Repotting Guzmania Lingulata

As Bromeliads have very small root systems, they do best when remaining slightly rootbound. You should repot your bromeliad after you see roots growing out from its container holes. Repotting should be done in spring.  Ensure while you are repotting that you do not plant your bromeliad too deeply. Select a container size that is 1-2 inches larger than the previous container. Plant the bromeliad to the base of its leaves. Repot your bromeliad in fresh soil, tamp lightly ensuring that the plant stays upright. Water thoroughly and place in indirect light. 

Guzmania Lingulata Maintenance & Pruning

The Scarlet Scar Bromeliad will not require much pruning. However, any dead or diseased leaves may be pruned away at the base using sharp, clean shears. 

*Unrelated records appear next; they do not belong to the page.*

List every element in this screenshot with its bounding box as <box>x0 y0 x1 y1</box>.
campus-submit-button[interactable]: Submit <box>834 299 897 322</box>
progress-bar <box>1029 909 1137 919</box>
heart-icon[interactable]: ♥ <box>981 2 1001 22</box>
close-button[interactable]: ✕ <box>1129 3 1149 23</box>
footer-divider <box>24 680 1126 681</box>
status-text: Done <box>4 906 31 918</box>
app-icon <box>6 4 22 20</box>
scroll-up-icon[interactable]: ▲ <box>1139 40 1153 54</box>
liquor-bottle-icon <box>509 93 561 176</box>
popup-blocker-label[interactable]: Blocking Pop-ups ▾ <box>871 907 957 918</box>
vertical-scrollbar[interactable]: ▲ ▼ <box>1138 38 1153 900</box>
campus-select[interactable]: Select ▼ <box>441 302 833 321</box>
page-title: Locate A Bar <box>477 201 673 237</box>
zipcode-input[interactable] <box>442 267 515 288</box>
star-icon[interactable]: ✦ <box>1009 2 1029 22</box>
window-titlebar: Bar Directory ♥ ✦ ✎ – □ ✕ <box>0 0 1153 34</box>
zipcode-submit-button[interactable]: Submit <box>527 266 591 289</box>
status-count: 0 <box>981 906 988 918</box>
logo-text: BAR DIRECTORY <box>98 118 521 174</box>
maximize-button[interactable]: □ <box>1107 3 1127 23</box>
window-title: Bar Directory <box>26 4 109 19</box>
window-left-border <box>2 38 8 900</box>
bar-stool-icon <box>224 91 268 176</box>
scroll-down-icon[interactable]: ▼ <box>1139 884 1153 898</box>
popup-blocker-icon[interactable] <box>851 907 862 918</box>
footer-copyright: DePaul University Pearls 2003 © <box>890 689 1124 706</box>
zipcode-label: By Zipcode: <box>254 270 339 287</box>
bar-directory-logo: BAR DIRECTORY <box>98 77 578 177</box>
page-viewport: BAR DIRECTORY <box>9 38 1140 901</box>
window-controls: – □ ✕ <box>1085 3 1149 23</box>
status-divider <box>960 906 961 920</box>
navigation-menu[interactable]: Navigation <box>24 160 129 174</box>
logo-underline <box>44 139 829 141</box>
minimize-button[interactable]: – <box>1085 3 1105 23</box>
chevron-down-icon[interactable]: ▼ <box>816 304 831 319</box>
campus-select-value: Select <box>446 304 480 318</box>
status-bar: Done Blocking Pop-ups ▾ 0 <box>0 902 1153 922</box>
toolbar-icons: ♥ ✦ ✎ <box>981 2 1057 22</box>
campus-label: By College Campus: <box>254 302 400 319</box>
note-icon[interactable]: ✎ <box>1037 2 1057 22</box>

How to Care for Guzmania Lingulata

Guzmania Lingulata Propagation

You may propagate your Scarlet Star after the plant has matured and has begun producing pups or offsets. When pups grow to become around 3 inches long, they may be removed from the mother plant and repotted. Propagation is best done in spring so it has time to grow roots and flourish during the active growing season. 

Guzmania Lingulata Toxicity

Toxicity to Humans

The Scarlet Star Bromeliad is not considered toxic to humans. However, it still should not be ingested. 

Toxicity to Cats & Dogs

Guzmania Lingulata is not considered toxic to cats or dogs. However, it still may cause stomach upset if consumed. You should take care not to allow your pet to consume this plant. 

Guzmania Lingulata Problems

Guzmania Lingulata Leaves Turning Yellow

When foliage of the Scarlet Star Bromeliad turns yellow it is often due to temperature fluctuations or lack of nutrients. 

Guzmania Lingulata Leaves Turning Brown

Common causes of the Scarlet Star Bromeliad turning brown is due to age, too much direct sunlight, or overwatering. Alternatively, browning may also be due to lack of humidity. 

Guzmania Lingulata Diseases

While the Scarlet Start Bromeliad is considered relatively disease-free, it still may suffer from issues related to overwatering, such as root rot. Do not overwater your plant and ensure that it does not sit in excess water within the plant’s drainage tray. 

Guzmania Lingulata Pests

Although considered relatively pest-resistant, the Scarlet Star Bromeliad may become susceptible to infestation from common indoor houseplant pests such as aphids, scale, and more. Upon identification of an infestation, isolate your plant, and treat with a pesticide such as neem oil or insecticidal soap. Ensure to follow all label instructions.